Thursday, January 7, 2010

The Rt Rev Mgr Graham Leonard


From The London Telegraph-

The Right Reverend and Right Honourable Monsignor Graham Leonard, who died on January 6 aged 88, was the most senior Anglican churchman to convert to the Roman Catholic Church since the Reformation.

During 10 years as Bishop of London, the third most senior see in the Church of England, he proved a controversial figure because of his strong conservative views on most aspects of faith, morals and Church order at a time when there were proposals for many changes in all Churches.

With considerable skill in the realm of Church politics, he also led an effective assault in the House of Lords on the 1988 Education Reform Bill, which secured the strengthening of the place of religious education in schools. He checked plans to unite the Church of England and the Methodists, and ensured that the formal ban on divorced people being remarried in church was maintained.

As the representative of a minority, he succeeded in these efforts by the careful organisation of votes rather than by powerful advocacy in debate; and he acted in a mood of increasing exasperation with what he saw as Archbishop Robert Runcie's efforts to hold the Church of England together at the expense of doctrinal considerations.
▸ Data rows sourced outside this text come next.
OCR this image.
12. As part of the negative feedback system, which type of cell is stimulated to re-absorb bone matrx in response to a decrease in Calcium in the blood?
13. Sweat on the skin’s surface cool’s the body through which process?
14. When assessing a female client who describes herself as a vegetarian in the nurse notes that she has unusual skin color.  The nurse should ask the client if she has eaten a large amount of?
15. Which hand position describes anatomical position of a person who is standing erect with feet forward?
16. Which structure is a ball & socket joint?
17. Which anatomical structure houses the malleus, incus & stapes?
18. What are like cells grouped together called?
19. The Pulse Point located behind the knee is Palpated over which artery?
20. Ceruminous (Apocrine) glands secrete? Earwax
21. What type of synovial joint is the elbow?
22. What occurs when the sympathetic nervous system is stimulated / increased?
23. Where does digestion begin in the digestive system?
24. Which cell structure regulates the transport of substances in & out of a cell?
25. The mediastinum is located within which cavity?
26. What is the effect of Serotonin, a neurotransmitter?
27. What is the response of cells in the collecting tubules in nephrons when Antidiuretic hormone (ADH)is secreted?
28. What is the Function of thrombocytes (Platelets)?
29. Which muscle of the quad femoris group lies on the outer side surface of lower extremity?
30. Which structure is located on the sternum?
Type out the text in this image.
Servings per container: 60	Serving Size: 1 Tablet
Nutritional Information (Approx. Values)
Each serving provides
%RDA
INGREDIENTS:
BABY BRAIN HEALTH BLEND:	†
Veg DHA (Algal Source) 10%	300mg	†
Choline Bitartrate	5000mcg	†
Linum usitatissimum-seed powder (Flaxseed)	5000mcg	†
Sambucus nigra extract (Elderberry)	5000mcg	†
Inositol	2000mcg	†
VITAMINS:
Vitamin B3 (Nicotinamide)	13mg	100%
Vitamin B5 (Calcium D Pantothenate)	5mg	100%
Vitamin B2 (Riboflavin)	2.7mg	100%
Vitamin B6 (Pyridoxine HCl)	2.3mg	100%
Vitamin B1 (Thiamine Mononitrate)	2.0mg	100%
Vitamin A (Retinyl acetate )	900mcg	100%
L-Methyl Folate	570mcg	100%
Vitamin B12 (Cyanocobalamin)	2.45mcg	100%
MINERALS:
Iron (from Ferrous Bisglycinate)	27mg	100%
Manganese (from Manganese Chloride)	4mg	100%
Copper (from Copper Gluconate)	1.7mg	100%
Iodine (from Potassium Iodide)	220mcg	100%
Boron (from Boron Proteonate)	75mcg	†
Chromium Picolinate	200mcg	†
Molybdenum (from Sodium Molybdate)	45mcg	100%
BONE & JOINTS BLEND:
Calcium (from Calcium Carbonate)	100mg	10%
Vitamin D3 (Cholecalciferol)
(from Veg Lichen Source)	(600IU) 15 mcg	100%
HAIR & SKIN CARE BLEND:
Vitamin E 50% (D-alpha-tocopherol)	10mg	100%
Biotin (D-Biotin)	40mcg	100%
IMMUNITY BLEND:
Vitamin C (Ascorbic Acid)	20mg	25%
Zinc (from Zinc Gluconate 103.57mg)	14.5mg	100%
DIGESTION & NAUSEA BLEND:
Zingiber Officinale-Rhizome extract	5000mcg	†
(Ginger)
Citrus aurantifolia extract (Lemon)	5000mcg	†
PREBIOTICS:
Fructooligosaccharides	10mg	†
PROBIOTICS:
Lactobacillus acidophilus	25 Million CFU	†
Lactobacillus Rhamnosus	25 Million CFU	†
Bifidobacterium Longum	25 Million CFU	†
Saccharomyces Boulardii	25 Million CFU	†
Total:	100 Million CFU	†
Unlike one of his suffragans, Leonard agreed to ordain women deacons – a decision about which he was to remain uneasy. But he could not avoid forever his Waterloo, in the form of women priests. As the issue loomed at the Lambeth conference of 1988, he was sufficiently concerned one night to ask Cardinal Cardinale, the former apostolic nuncio, who was in London, to come to see him; Cardinale calmly told him to remain where he was, for the sake of ecumenicism.